Bubble Rap: How the Queen’s departure really felt in London

On the day the Queen died, I laughed. A hard-bellied laugh. With tears even. Before you shout ‘Treason!’, let me explain. I had tickets booked for a Soho Theatre double bill — first to see drag queen, comedian and friend Amrou Al-Kadhi aka Glamrou, and after to see Stewart Lee’s Work in Progress, at the behest of my partner, a Lee fanatic. It was going to be a droll evening gallivanting around town. I’d bothered to apply mascara. I planned to have half a pint of shandy because the baby inside me is hopefully well-baked. Keeping abreast of the rolling news, I gingerly ventured into town to an event at Selfridges. As I got off the bus at precisely 18.34, my phone pinged. The Queen had died. I looked up to check other faces. Nobody else seemed to be as alert. I’m seemingly enslaved to looking at Apple News alerts. When I entered the store, brows were furrowing at their phones but shopping for the new season was still propelling them forward.
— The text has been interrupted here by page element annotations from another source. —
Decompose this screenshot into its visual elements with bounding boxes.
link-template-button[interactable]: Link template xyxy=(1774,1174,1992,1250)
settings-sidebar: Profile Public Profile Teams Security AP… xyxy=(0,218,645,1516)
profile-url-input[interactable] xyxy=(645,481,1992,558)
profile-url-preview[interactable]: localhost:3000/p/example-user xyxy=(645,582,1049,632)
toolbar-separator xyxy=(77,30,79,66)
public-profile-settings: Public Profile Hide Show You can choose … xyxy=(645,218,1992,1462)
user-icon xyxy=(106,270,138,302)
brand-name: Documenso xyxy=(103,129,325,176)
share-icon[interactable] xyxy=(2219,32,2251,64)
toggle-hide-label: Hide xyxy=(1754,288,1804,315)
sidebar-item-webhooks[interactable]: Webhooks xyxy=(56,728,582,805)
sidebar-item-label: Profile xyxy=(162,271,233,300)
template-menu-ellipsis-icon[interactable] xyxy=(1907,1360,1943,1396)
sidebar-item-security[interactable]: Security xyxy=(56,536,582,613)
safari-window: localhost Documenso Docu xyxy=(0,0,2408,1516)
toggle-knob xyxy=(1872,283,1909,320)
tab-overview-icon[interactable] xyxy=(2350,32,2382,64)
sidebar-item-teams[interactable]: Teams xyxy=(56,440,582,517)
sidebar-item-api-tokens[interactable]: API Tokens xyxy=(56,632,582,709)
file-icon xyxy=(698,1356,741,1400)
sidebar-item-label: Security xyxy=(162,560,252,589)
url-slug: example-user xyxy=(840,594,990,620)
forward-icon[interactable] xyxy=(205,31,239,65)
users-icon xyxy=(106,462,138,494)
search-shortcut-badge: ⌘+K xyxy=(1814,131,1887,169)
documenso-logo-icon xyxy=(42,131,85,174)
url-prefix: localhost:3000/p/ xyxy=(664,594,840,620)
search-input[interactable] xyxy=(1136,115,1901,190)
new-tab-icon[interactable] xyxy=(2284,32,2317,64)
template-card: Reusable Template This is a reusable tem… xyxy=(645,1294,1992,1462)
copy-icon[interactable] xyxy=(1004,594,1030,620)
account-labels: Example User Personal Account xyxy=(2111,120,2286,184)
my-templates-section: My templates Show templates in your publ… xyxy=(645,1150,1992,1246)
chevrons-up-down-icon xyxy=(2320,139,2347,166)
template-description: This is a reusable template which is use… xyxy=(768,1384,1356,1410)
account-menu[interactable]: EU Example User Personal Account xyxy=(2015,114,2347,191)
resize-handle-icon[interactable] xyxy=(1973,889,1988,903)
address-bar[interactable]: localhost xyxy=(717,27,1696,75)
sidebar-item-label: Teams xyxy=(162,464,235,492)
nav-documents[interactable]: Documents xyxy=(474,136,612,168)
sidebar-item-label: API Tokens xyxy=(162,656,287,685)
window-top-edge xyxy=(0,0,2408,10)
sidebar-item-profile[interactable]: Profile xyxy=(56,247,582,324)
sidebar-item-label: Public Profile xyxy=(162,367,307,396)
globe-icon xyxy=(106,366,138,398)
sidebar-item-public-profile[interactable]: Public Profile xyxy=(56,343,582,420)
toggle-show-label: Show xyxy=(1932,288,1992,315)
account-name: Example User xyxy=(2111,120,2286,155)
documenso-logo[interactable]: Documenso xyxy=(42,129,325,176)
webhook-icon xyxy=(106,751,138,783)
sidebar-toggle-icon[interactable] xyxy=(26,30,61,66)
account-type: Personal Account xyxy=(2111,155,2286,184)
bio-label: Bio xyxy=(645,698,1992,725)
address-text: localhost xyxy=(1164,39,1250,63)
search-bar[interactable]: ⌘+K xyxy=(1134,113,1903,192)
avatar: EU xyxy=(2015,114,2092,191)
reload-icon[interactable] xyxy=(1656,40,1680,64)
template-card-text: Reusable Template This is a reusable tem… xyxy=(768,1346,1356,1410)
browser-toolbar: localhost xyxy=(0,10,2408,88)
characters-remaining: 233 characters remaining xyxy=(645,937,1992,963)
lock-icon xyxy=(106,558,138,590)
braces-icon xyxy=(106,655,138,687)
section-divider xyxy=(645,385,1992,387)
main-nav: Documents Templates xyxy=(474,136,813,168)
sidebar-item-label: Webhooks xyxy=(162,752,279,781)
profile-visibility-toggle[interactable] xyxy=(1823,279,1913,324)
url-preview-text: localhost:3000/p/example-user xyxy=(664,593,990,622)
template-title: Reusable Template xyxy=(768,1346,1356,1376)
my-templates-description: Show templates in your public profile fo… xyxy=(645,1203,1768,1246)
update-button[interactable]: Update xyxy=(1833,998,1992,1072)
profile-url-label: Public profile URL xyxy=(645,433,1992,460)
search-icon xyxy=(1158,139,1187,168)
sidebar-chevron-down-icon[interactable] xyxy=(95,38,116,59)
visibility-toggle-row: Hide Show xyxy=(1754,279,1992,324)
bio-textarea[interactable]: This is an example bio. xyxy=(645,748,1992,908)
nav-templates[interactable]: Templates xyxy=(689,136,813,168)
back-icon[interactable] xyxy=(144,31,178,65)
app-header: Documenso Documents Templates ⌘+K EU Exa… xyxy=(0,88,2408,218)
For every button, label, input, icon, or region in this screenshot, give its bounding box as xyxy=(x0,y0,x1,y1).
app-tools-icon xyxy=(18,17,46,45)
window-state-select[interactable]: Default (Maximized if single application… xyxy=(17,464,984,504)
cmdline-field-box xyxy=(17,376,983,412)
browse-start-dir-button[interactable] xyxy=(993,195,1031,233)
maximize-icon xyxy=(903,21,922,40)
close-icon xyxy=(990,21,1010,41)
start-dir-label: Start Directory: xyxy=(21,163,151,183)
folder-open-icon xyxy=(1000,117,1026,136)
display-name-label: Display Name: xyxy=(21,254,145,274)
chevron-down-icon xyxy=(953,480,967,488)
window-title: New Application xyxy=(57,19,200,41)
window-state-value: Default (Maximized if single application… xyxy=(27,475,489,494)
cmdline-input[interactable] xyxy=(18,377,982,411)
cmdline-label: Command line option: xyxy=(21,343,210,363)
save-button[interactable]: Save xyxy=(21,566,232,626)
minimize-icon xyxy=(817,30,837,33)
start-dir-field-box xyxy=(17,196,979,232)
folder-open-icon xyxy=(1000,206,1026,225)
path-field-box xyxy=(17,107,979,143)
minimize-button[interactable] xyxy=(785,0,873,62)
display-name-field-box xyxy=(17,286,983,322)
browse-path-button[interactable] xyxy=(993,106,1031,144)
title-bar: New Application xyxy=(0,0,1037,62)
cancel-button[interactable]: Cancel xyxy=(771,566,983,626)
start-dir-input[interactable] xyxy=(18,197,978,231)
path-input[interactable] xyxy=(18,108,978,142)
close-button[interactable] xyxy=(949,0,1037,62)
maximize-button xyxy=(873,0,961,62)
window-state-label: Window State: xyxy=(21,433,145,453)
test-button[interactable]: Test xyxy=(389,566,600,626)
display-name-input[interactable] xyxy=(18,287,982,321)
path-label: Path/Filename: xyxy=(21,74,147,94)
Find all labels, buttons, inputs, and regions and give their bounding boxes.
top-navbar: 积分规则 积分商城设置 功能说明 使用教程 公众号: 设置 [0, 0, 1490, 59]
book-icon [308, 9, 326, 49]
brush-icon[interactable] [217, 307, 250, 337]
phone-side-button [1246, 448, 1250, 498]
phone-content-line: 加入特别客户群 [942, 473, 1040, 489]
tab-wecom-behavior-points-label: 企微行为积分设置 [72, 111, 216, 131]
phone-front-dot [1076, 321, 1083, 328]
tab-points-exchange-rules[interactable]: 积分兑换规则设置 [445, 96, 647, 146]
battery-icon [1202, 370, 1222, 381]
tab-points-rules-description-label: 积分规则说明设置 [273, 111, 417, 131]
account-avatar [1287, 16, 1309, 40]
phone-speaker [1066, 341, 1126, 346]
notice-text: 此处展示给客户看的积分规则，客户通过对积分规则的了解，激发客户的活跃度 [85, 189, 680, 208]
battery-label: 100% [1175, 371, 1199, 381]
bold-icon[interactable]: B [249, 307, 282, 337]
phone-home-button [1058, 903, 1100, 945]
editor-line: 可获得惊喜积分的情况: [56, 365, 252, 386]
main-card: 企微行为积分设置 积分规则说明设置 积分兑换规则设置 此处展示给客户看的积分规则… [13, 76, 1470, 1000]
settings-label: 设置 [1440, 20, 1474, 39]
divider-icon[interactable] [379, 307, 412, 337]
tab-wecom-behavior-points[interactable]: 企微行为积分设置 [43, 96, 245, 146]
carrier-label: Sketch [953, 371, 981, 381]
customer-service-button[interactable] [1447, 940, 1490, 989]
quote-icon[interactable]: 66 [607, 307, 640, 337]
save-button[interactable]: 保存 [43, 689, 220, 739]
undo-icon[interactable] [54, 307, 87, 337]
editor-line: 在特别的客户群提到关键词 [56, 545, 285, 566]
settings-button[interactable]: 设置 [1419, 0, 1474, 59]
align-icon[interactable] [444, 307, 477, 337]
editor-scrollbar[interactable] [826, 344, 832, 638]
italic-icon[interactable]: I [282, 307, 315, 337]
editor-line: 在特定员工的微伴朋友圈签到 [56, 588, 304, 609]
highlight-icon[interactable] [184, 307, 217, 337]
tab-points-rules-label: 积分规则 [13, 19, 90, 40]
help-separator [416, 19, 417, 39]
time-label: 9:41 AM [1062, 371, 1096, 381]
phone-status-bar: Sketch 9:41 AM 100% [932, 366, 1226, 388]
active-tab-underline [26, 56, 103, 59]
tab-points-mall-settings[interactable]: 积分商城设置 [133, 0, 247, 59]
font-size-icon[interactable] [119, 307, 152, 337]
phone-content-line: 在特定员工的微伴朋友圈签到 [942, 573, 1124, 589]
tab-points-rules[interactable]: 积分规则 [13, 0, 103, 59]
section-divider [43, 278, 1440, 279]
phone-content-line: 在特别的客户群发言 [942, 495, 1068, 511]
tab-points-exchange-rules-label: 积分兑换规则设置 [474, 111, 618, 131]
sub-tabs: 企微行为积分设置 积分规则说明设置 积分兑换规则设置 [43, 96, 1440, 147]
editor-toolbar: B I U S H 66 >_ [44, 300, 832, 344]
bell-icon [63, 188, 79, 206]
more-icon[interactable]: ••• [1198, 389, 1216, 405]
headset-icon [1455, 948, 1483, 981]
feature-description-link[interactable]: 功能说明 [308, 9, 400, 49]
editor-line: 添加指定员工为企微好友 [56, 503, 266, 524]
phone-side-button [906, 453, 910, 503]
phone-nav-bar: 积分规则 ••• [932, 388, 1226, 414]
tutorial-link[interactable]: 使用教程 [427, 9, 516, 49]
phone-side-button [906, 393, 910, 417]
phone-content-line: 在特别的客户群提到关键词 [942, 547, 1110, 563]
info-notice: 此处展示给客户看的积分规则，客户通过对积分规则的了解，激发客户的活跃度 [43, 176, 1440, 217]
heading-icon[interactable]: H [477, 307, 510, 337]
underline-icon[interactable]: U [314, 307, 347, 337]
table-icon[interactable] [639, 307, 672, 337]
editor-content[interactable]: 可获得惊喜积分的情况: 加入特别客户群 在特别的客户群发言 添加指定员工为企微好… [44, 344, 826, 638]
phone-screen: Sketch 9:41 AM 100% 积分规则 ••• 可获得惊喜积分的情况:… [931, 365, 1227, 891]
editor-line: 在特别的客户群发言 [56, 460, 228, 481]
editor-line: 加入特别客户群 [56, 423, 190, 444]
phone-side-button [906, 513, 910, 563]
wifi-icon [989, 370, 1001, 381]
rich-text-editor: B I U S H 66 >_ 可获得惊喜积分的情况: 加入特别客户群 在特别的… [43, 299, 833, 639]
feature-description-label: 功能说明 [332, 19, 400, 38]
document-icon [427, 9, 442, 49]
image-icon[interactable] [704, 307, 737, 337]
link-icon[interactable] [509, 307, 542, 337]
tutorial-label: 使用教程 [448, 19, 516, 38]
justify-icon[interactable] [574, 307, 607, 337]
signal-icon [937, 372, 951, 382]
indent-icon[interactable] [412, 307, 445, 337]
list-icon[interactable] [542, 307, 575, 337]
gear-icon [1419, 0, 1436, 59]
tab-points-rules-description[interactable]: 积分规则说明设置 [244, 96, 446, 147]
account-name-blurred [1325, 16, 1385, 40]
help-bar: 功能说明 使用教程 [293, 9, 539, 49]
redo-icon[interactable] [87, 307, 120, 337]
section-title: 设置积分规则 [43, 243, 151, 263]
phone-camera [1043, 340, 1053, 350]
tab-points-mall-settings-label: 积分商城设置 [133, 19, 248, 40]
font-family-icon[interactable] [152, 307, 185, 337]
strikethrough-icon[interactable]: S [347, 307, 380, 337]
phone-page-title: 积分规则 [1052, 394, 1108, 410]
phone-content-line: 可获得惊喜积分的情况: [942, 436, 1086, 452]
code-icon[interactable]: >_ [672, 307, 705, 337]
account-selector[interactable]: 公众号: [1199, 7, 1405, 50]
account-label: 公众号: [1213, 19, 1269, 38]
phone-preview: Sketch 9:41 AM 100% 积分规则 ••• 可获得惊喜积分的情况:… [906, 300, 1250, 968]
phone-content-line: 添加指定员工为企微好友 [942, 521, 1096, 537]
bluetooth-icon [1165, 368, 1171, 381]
Ten minutes later, after checking out cool boutique Machine-A’s pop-up, the DJ asked, ‘What? We can’t have any music?’ He was perplexed. Then the whole store went silent. Still, the shoppers shopped. It was only the next day that the store fully closed as a mark of respect.

Back on Oxford Street the news was fully out there. But there was no grieving in our tracks. Feet kept moving and tills kept ringing, albeit accompanied by phone-scrolling and a running commentary. ‘She was 96?!’ ‘I wonder who was with her.’ ‘What time exactly did she die?’ ‘Is this another Twitter hoax?’ Disbelief, stoic resignedness and curiosity all round. Tears weren’t shed just yet at this weird hour.

I headed to Soho Theatre, assuming laughing out loud would be cancelled immediately. The place was heaving. Actually all of Soho was. TVs in pubs showed sombre faces and bouquets swelling outside Buckingham Palace. But drinks were still sloshing liberally. Small plates in hip eateries still needed to be decided. And so I sat down to be entertained by another queen, Glamrou, dressed in sparkly regalia. The show would indeed go on as Amrou powered through his coming-of-age tale as a conflicted Muslim boy in Iraq coming to England as a youngster.

‘Too gay for Iraq, too Iraq for gay,’ is the tagline. Wrapping up in an hour, Amrou touched on nuances of British identity and post-colonialism that would be unpicked by others on social media in days to come. We laughed hard even if Amrou’s tale veered somewhere dark. The only queen in the house was he.

After inhaling a deep-dish pizza next door, we headed to the Soho Theatre basement for Stewart Lee, heckling latecomers, attempting to distill stand-up to its essence and skirting around She, who shall not be mentioned, before finally taking bait. Guffawing laughter (mostly from white men of a certain age, who like to mansplain Lee’s comedy to partners) bellowed out.

Maybe in those initial hours on 8th September, we didn’t quite know how to react. How should we be. How should we act. What does national mourning mean when we’re not a collective of unified subjects but a sea of individuals. And yet because she had been so constant and omnipresent. Even if for some, she was contained to bank notes and postage stamps, we all were affected somehow. That rainy evening when the city was still thronging, there seemed to be nothing to do but laugh out loud, until protocol and pomp kicked in. I raised my much-needed alcoholic beverage that night.